大阪の堺市で、酪農会社が牛の死体を無許可で処分していたというニュースが流れました。その中で読売テレビでは「牛の死体」と表現したのですが、NHKは「死んだ牛」と表現していました。辞書によると、人間もほかの動物も「死体」とするとありますが、「牛の死体」には違和感があるという声もありました。「死体」と「死骸」の区別は、どのあたりで線を引けるのでしょうか?虫は「死骸」ですよね。哺乳類は「したい」でもいいのかな、とも思います。物理的な「大きさ」が基準でしょうか?でも、「食用」にするものとそうでないものは、違うようにも思いますし・・・。

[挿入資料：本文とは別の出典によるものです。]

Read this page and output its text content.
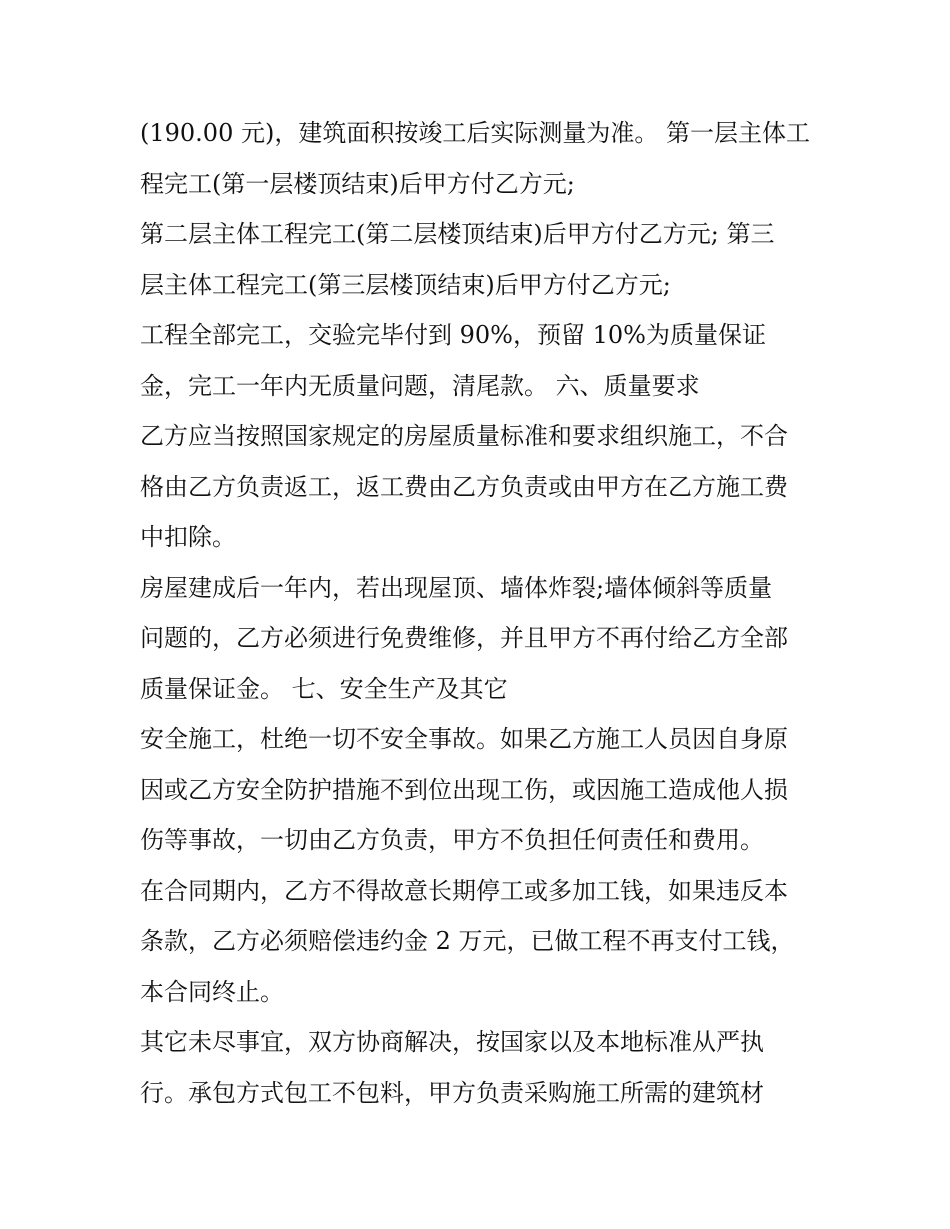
(190.00 元)，建筑面积按竣工后实际测量为准。 第一层主体工
程完工(第一层楼顶结束)后甲方付乙方元;
第二层主体工程完工(第二层楼顶结束)后甲方付乙方元; 第三
层主体工程完工(第三层楼顶结束)后甲方付乙方元;
工程全部完工，交验完毕付到 90%，预留 10%为质量保证
金，完工一年内无质量问题，清尾款。 六、质量要求
乙方应当按照国家规定的房屋质量标准和要求组织施工，不合
格由乙方负责返工，返工费由乙方负责或由甲方在乙方施工费
中扣除。
房屋建成后一年内，若出现屋顶、墙体炸裂;墙体倾斜等质量
问题的，乙方必须进行免费维修，并且甲方不再付给乙方全部
质量保证金。 七、安全生产及其它
安全施工，杜绝一切不安全事故。如果乙方施工人员因自身原
因或乙方安全防护措施不到位出现工伤，或因施工造成他人损
伤等事故，一切由乙方负责，甲方不负担任何责任和费用。
在合同期内，乙方不得故意长期停工或多加工钱，如果违反本
条款，乙方必须赔偿违约金 2 万元，已做工程不再支付工钱，
本合同终止。
其它未尽事宜，双方协商解决，按国家以及本地标准从严执
行。承包方式包工不包料，甲方负责采购施工所需的建筑材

最近、テレビのニュースでは、人間の場合はほとんど「遺体」を使うので、動物なども「死骸」から「死体」へと相対的にランクアップしたのでしょうか?
Yeemar さんからのコメント
( Date: 2003年 12月 02日 火曜日 18:03:56)
かつて「8時だョ!全員集合」の食堂のコントで、客の加藤茶かだれかが「おやじさん、この○○って料理はどうやって作るの?」と聞いたのに対し、おやじのいかりや長介が「これはだな、魚(または牛、豚だったか?)の死体を切り刻んでだな……」と言っていたのがおかしかったという記憶があります。「死体」という言い方がなまなましくてギャグになるわけで、NHKの表現はそのあたりを考慮したものでしょうか。
辞書では「死骸」も人に使って問題なしであるようですね。また、べつに「死骸」→「死体」→「遺体」と「序列」があるわけではないと思います。ですが、私の感覚ではこんな感じです:
・「虫」は「死骸」
・「のら犬・のら猫」は「死体・死骸」
・「食用牛」は何とも言えず(食料だから)。言うとすれば「死んだ牛」
・「パンダ・飼い犬・飼い猫」は情がどれだけ移っているかによって「死骸・死体・遺骸」(ただし『朝日新聞用語の手引』によれば「×<遺体>パンダの遺体→○パンダの死体 *「遺体」は「死体」より丁寧ないい方で、獣には用いない」。たしかに、「遺体」は「「死体」に比べて人格性をこめていう」(大辞林)だそうだから、さすがに「パンダの遺体」は不適切だと思います)
・ふつうの「人」は「遺体」(推理小説なんかでは「死体」。報道では「遺体」。『放送で気になる言葉』改訂新版 p.31では「「この事故で、現場には死体が残されており〜」の用例で、「死体」は生々し過ぎるのではないかと指摘があった」)
用例を調べると違ってくると思います。
Yeemar さんからのコメント
( Date: 2003年 12月 02日 火曜日 18:16:50)
いや、「ゴキブリの死体」と言うから、「虫・のら犬・のら猫」は区別なく「死体・死骸」と言いそうです。
「遺骸」をパンダには使えると言いつつ人には使えないとするのはへんなようですが、私は「〜骸」は人に使いにくい感じをもちます。
NISHIO さんからのコメント
( Date: 2003年 12月 03日 水曜日 02:34:04)
家畜は「屠体」が一般的だと思います。⇔「生体」
事故死や病死の場合は「死体」ですが。
ちなみに「屠体」は広辞苑、大辞林、新辞林になし。
新辞林は「屠畜」もありませんでした。
hiroy さんからのコメント
( Date: 2003年 12月 06日 土曜日 06:39:04)
「死体」と「死骸」ですが、私の個人的な感覚では、以下のように使い
分けています。
・「死体」 → 死後、まだ血液や体液などの水分が相当残っている状態
・「死骸」 → 血液や体液などの水分が相当なくなり、干乾びた死体
換言すれば、「生々しいかどうか」ということでしょうか。
「死体」→「死骸」と変化することはあっても、「死骸」→「死体」と
変化することはない、ということになります。
従って私の場合、動物、昆虫など、植物以外の全ての生物に対して「死体」
「死骸」共に使用します(但し人間は例外)。例えば「ゴキブリの死体」も
使いますが、一般的に昆虫の場合はすぐに干乾びてしまうため、「死骸」
の方を使うことが多いように思います。「牛の死体」も特に違和感ありま
せん。
人間については「死体」「遺体」「遺骸」を使いますが、「遺体」と
「遺骸」の使い分けは不明確です。